I've pushed a comment on the io.CopyN line documenting the ReadFrom growth behavior so this doesn't trip up future readers. Holding off on a cap unless you'd prefer otherwise.

[sonarqubecloud]

Quality Gate failed

Failed conditions
74.1% Coverage on New Code (required ≥ 80%)

See analysis details on SonarQube Cloud

[ordishs]

Approve.

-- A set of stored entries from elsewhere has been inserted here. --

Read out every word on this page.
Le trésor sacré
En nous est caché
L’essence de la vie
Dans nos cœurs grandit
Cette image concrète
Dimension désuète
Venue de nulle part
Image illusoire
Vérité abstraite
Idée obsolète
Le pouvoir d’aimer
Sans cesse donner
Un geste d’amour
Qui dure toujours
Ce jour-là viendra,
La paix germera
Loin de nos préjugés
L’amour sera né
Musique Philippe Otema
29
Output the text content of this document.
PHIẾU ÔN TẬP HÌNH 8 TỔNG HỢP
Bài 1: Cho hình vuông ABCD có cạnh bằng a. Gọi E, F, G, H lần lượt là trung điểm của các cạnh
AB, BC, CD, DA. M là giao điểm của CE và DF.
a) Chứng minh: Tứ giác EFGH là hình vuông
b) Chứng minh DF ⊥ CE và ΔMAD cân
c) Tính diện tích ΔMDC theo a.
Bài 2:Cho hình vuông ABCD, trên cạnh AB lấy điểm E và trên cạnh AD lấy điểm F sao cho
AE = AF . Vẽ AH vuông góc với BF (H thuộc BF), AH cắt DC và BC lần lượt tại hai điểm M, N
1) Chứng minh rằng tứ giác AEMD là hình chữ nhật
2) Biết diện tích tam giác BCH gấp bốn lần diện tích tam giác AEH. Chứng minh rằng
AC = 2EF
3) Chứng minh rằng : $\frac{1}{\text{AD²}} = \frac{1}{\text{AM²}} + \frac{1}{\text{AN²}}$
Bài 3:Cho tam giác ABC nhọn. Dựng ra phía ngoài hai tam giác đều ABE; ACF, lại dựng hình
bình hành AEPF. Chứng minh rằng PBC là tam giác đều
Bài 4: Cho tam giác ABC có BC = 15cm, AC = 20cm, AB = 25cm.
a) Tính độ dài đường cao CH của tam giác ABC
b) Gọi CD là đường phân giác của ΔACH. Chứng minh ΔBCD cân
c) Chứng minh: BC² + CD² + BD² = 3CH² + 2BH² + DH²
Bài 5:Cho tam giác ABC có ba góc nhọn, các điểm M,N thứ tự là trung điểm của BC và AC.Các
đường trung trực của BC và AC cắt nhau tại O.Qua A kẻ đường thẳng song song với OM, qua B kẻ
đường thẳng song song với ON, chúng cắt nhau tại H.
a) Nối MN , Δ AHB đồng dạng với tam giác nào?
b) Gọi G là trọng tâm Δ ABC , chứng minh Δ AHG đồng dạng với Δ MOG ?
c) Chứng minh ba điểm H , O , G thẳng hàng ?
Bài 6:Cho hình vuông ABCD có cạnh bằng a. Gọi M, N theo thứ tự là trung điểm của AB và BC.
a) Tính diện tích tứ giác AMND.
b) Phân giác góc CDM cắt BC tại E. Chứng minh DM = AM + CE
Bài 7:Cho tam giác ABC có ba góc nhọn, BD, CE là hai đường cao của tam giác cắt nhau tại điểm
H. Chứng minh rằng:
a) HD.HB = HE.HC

Correct, minimally scoped fix for a real OOM/DoS vector in the .utxo-set deserializer, with strong test coverage.

Verified against the base code and I/O semantics:

• UTXO slice: make([]*UTXO, 0, min(numUTXOs, 1024)) + append errors on the first missing record instead of pre-sizing.
• Script read: io.CopyN(&bytes.Buffer, r, l) dispatches to bytes.Buffer.ReadFrom, which grows incrementally and stops at EOF — never pre-sizes to l; truncation yields a wrapped StorageError.
• Value path: io.CopyN(io.Discard, r, l) is allocation-free via the pooled ReaderFrom; reusableScript cleanly removed (no other refs).
• EOF-marker stream semantics and callers unaffected by the error-type change.

Tests are solid: the regression test fails on the old code (~268MB/~33MB) and passes after, runs deterministically in CI without -fuzz; the round-trip-prefix fuzz invariant genuinely holds.

Non-blocking notes:

1. Read path retains bytes.Buffer's backing array (ReadFrom may grow ~2x and won't trim) vs the old exact make([]byte, l) — bounded by real file size, but a slices.Clip would keep peak RSS tight on full-set loads.
2. totalAllocDelta reads process-global runtime.TotalAlloc, not goroutine-scoped; safe here given the 4MB headroom.